Par : H. Varulkar | MEMRI Middle East Media Research Institute
Article mis en ligne le 10 décembre 2009

Le 7 Juin 2009, les Forces du 14 mars remportaient les élections législatives libanaises. Cinq mois plus tard, le 9 novembre 2009, l’opposition réussissait à renverser sa défaite électorale, avec l’approbation par le président libanais Michel Suleiman d’un gouvernement représentant une victoire pour l’opposition.

En outre, avec le nouveau gouvernement, la Syrie reprenait les rennes du Liban, cette fois dans le cadre d’un arrangement entre l’Arabie saoudite et la Syrie. Nicolas Nassif, chroniqueur du quotidien libanais d’opposition Al-Akhbar, commente : « Il est dorénavant clair pour toute la communauté internationale que la clé de la stabilité du Liban et de son régime ... se trouve entre les mains de son voisin [la Syrie]. » [1] 

Ci-dessous une analyse des raisons de ce revirement, au vu des concessions faites par les Forces du 14 mars. 

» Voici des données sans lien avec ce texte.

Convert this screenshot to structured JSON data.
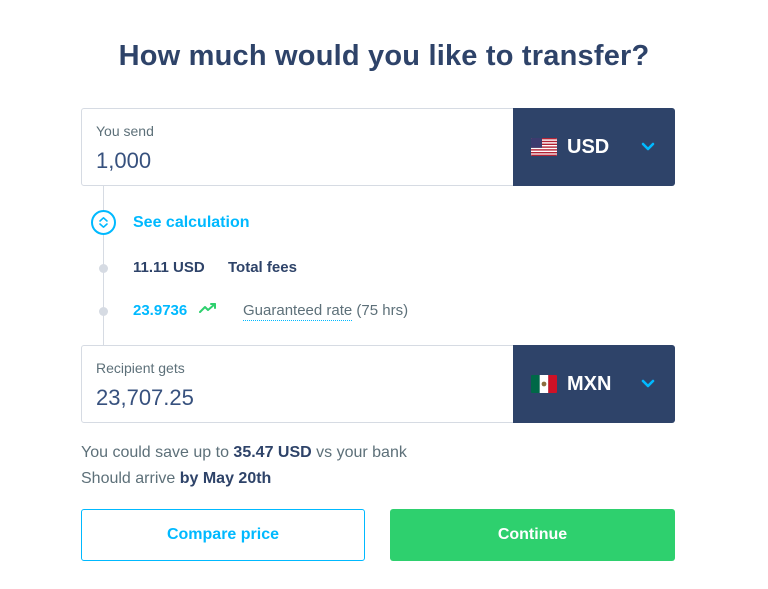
{
  "title": "How much would you like to transfer?",
  "send": {
    "label": "You send",
    "amount": "1,000",
    "currency": "USD",
    "flag_icon": "us-flag-icon"
  },
  "calculation": {
    "see_calculation": "See calculation",
    "fee_amount": "11.11 USD",
    "fee_label": "Total fees",
    "rate": "23.9736",
    "rate_label": "Guaranteed rate",
    "rate_duration": "(75 hrs)"
  },
  "receive": {
    "label": "Recipient gets",
    "amount": "23,707.25",
    "currency": "MXN",
    "flag_icon": "mx-flag-icon"
  },
  "savings": {
    "prefix": "You could save up to",
    "amount": "35.47 USD",
    "suffix": "vs your bank"
  },
  "arrival": {
    "prefix": "Should arrive",
    "date": "by May 20th"
  },
  "buttons": {
    "compare": "Compare price",
    "continue": "Continue"
  },
  "colors": {
    "navy": "#2e4369",
    "accent_blue": "#00b9ff",
    "green": "#2ed06e",
    "trend_green": "#2ed06e"
  }
}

Comment les Forces du 14 mars sont passées de la victoire électorale à la défaite politique et à la désintégration 
1. Beyrouth tombe aux mains du Hezbollah en mai 2008 



La prise de Beyrouth et d’autres régions du Liban par le Hezbollah, le 7 mai 2008, ont eu et continuent d’avoir un impact profond sur la population libanaise, en particulier sur les leaders des Forces du 14 mars. Le fait que le Hezbollah ait retourné ses armes contre ses rivaux au sein du pays, et l’Accord de Doha du 21 mai 2008, conclu avec la médiation de pays arabes, qui a résolu la crise à l’avantage du Hezbollah, ont poussé les Forces du 14 mars à éviter toute nouvelle confrontation directe avec le Hezbollah - même au niveau politiqu e - de peur qu’il ne recoure une fois de plus à la force. Les menaces voilées ou explicites des dirigeants du Hezbollah de répéter les événements du 7 mai n’ont fait que confirmer ces craintes. [2] Le refus du Hezbollah de rendre les armes, et sa volonté de les utiliser contre ses adversaires politiques, ont contraint les Forces du 14 mars à des concessions considérables. [3] 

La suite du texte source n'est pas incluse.